Pooled Bewley Estimator of Long-Run Relationships in Dynamic Heterogenous Panels

Abstract

This paper, using the Bewley (1979) transformation of the autoregressive distributed lag model, proposes a pooled Bewley (PB) estimator of long-run coefficients for dynamic panels with heterogeneous short-run dynamics, in the same setting as the widely used Pooled Mean Group (PMG) estimator. The Bewley transform enables us to obtain an analytical closed form expression for the PB, which is not available when using the maximum likelihood approach.
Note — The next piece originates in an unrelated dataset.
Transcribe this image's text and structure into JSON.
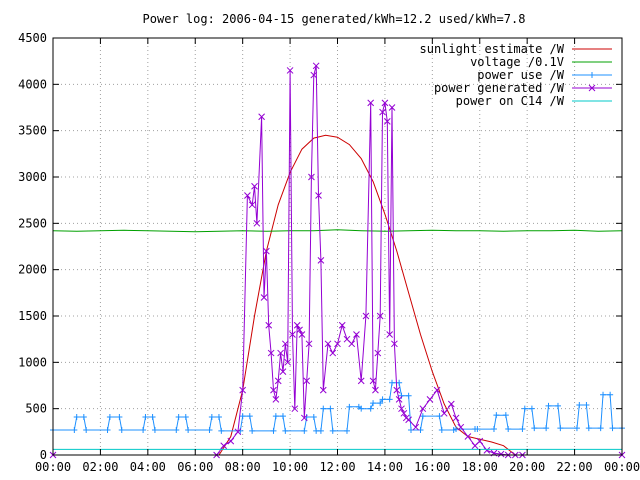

This lets us establish asymptotic normality of PB as n,T→∞ jointly, allowing for applications with n and T large and of the same order of magnitude, but excluding panels where T is short relative to n. In contrast, asymptotic distribution of PMG estimator was obtained for n fixed and T→∞. Allowing for both n and T large seems to be the more relevant empirical setting, as revealed by numerous applications of the PMG estimator in the literature. Dynamic panel estimators are biased when T is not sufficiently large. Three bias corrections (simulation based, split-panel jackknife and a combined procedure) are investigated using Monte Carlo experiments, of which the combined procedure works best in reducing bias. In contrast to PMG, PB does not weight by estimated variances, which can make it more robust in small samples, though less efficient asymptotically. The PB estimator is illustrated with an application to the aggregate consumption function estimated in the original PMG paper.